No one ever found out what Sorrel was about to say, because at that moment something dramatic happened. The three sisters and their mother heard the word “Help!” being wailed from somewhere high up. “Oh for goodness’ sake,” snapped Sorrel. “Just listen to him! This is how your father reacts when someone walks into a room unexpectedly.”
“Mum, that’s not Dad’s voice,” said Allisande.
“HELP!” wailed the male voice again.
“She’s right,” said Lisette. “It’s not Dad.”
Sorrel stood up. She was about to go and investigate when she saw, through the window, a man falling to his death, just as Malachy Dodd had done before. His arms flailed as he fell.
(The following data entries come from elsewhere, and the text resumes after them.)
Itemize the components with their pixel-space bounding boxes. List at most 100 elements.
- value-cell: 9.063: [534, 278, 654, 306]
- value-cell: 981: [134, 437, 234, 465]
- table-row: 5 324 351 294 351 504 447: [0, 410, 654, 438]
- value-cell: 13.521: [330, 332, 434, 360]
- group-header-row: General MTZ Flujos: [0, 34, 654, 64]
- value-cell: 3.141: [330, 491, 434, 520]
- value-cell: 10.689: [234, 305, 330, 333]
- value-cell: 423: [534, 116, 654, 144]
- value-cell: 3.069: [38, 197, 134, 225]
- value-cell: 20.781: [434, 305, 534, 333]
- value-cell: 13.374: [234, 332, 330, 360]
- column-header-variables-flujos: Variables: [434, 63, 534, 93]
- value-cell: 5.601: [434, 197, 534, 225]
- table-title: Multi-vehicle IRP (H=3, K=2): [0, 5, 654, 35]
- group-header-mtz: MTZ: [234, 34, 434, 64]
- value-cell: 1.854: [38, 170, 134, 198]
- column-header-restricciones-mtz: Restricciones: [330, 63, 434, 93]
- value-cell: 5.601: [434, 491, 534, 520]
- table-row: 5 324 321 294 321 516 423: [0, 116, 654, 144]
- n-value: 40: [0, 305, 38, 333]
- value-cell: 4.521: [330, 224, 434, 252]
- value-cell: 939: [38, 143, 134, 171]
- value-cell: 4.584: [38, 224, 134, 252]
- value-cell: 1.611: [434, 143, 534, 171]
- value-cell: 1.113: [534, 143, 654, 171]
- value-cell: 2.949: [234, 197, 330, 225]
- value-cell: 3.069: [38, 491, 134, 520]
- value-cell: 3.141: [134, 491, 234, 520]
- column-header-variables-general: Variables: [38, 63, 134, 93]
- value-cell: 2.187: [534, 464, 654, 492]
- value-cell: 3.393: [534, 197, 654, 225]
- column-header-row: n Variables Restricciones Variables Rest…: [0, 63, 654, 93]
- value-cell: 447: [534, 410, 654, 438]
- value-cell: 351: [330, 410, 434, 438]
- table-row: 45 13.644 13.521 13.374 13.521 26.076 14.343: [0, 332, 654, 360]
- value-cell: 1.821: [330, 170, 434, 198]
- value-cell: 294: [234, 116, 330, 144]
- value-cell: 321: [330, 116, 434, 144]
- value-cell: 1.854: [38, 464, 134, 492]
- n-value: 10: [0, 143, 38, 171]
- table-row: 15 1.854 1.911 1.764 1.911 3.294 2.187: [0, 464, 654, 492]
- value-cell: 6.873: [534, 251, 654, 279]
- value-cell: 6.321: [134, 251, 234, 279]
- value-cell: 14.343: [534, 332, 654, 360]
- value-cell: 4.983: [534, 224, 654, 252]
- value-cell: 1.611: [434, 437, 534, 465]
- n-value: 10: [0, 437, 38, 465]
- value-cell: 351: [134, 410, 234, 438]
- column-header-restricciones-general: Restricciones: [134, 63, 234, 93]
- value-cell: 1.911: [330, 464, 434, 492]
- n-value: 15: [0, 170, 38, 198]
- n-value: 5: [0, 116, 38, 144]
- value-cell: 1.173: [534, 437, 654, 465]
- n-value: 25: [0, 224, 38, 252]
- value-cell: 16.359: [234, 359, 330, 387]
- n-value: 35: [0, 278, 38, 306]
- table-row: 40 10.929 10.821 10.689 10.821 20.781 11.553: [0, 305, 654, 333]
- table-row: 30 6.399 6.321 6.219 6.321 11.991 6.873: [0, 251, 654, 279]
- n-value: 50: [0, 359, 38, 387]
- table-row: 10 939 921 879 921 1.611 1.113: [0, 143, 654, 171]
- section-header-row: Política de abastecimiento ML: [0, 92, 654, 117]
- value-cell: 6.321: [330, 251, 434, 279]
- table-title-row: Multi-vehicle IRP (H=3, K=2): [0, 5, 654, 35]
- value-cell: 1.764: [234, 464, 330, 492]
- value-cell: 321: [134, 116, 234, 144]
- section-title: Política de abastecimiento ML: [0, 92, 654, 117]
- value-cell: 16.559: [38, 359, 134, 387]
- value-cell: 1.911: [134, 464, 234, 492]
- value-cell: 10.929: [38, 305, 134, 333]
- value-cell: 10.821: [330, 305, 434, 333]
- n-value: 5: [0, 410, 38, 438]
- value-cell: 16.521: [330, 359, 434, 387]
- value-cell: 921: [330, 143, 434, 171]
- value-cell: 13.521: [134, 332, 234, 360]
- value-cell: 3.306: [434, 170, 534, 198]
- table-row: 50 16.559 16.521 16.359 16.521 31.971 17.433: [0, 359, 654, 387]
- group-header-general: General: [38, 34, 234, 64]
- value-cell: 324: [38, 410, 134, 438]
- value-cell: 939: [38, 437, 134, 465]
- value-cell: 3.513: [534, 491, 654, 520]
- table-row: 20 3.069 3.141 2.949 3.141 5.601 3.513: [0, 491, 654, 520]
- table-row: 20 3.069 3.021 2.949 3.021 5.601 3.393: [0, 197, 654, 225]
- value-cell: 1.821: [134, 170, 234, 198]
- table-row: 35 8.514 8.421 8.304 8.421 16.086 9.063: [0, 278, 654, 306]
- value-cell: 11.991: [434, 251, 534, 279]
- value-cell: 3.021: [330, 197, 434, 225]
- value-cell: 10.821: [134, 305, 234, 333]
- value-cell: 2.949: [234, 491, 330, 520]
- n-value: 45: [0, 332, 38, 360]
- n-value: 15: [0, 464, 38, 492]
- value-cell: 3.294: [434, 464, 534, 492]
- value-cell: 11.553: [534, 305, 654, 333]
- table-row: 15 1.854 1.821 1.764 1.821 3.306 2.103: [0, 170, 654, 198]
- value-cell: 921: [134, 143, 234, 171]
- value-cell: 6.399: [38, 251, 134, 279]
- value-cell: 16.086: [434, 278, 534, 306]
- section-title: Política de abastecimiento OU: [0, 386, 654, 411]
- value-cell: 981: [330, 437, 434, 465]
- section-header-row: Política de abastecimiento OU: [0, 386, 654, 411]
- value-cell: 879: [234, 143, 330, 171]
There was a loud crash. Sorrel and her three daughters ran to the window. The man’s head had smashed open and there was blood spreading across the gravel where he’d fallen. “Oh my God!” said Allisande. “It’s the bumcracker who came in here, who Perrine helped!”
Perrine emitted a throaty chuckle. Sorrel, Lisette and Allisande looked at one another. They were all thinking the same thing: What if Perrine had somehow pushed the bumcracker off the scaffolding that was still attached to one side of Speedwell House? What if he’d grabbed onto a metal pole, hung on for as long as his arms and fingers could bear, crying for help and being ignored, and then fallen to his doom?
“Don’t look at me,” said Perrine, even though no one was because no one could bear to. “I didn’t kill him. He’s only a bumcracker, anyway. It’s not as if his life matters to anyone.”
8
Finally I’m alone in the house. DC Luce has taken his reams of notes and gone; Alex is dropping Ellen at school and then heading into town. I’m on my own with Figgy, who, thankfully, doesn’t detract at all from my satisfying feeling of isolation. He’s not going to stop me from doing what I’m about to do, or demand that I justify myself.
“I’ll tell you, Figgs, because you’re tactful enough not to ask.” I sit down at the kitchen table with a mug of tea and my laptop. “I’m going to Google the fuck out of Professor Anne Donbavand. Why? Because . . .”
I stop to type her name into the search box, then press “return.” First impression: no shortage of results, all relating to the right person. Most of this stuff looks deadly boring, possibly because I don’t have a shred of interest in Assyriology.
I’m about to plunge into the first web link on the list when I realize I’d abandoned my explanation after “Because.” That’s a bit shoddy, even if one is only explaining to a dog.
“Several reasons, Figgy. All of them persuasive, in my opinion. Ellen’s obsessed with George. She might have given him our phone number—my mobile too. She doesn’t have a phone of her own, so anyone wanting to contact her would need to call me or the house.”
Ellen has always been adamant that she’ll never have a mobile. In London, mine ruined everything we tried to do as a family. Every trip, dinner and birthday treat was interrupted by between five and ten texts, emails or calls, most of which required immediate responses. Ellen once called my BlackBerry “the family destroyer.”
“If George has the numbers, it’s possible his mother also has them,” I tell Figgy. “Am I saying that I think Professor Anne Donbavand is my mystery caller? No, not at all. But she could be. I’ve never heard her voice. She might have a weird lisp. She doesn’t want George to have any friends, right? Ellen is George’s friend. Doesn’t that make Anne Donbavand the person most likely to want our family to leave Devon and go back to London?”